Killer herdsmen have attacked three local government areas in Benue, leaving dozens dead in a wave of assaults launched between March 29-30, a government spokesman said.
The incident followed stern warnings from herdsmen that there would be additional bloodshed across Benue unless communities across the state accept the ruga policy proposed by President Muhammadu Buhari.
The scheme involves establishment of settlements for nomadic Fulani herdsmen and their families around lush farmlands gracing the Benue River. It was proposed as one of the fundamental solutions to widespread killings recorded between 2016 and 2018.
The communities have resisted the policy, arguing that it was a backroom effort by the Buhari administration to expropriate their ancestral lands to violent marauders.
Nathaniel Ikyur, press secretary to Governor Samuel Ortom, said witnesses claimed the attackers adorned military fatigues as a decoy to unleash terror on unsuspecting villagers.
“There were coordinated attacks on Guma, Kwande, and Gwer west local government areas of the state,” the official said.
Kpankeeke, a community in Gwer West Local Government was also struck by the attackers, with many deaths reported.
“Gory images of persons killed by another set of herdsmen littered the streets,” the government said.
Agro rangers, a unit of Nigeria Security and Civil Defence Corps (NSCDC) established to forestall attacks on agrarian communities, were later called in to contain the situation.
The government said many people had been killed before the intervention.
“Their corpses were taken and deposited at a hospital in Gbajimba, Guma local government area of the state,” Mr Ikyur said.
“Others identified to have been killed by the invaders include Tersoo Yasough and that of a young lady known as Martha Ukange.”
Mr Ikyur noted that efforts were ongoing to locate other missing persons in the affected local government areas.

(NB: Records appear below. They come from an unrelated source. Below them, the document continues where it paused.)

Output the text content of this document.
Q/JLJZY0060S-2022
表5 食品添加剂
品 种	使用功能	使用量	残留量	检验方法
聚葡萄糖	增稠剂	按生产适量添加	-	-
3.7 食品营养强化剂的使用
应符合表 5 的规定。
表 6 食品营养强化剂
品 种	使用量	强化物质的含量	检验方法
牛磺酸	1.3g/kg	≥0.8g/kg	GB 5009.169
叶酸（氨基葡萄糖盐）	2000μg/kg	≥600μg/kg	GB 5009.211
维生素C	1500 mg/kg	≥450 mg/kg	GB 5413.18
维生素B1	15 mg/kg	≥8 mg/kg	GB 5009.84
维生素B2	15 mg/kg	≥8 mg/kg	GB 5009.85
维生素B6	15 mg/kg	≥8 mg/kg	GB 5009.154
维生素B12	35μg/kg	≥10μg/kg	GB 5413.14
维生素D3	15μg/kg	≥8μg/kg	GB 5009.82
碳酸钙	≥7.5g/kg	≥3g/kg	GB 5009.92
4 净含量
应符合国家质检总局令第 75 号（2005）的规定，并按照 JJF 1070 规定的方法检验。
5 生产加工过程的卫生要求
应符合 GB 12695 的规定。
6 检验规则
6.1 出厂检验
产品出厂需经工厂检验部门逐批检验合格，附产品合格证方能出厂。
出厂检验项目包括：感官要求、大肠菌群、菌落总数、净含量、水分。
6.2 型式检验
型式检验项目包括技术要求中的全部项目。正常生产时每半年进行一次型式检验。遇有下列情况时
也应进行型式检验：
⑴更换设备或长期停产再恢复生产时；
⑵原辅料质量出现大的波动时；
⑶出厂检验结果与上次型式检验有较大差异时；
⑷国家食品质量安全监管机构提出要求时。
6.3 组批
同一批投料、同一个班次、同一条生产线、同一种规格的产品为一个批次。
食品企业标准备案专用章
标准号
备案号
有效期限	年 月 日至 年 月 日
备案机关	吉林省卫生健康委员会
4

It was not immediately clear how many persons were killed or feared missing as of Thursday morning.
A spokesman for the police in Benue did not immediately return a request seeking comments about the attacks. Armed pastorialists have waged relentless war for control of resources in Benue, Plateau and other central states for years, but the attacks intensified under Mr Buhari.
The president has condemned the violencce and asked security forces to do more, but he has been criticised for suggesting solutions that would give lands of existing ethnic groups to intruding herdsmen who are mainly of his ethinic Fulani group.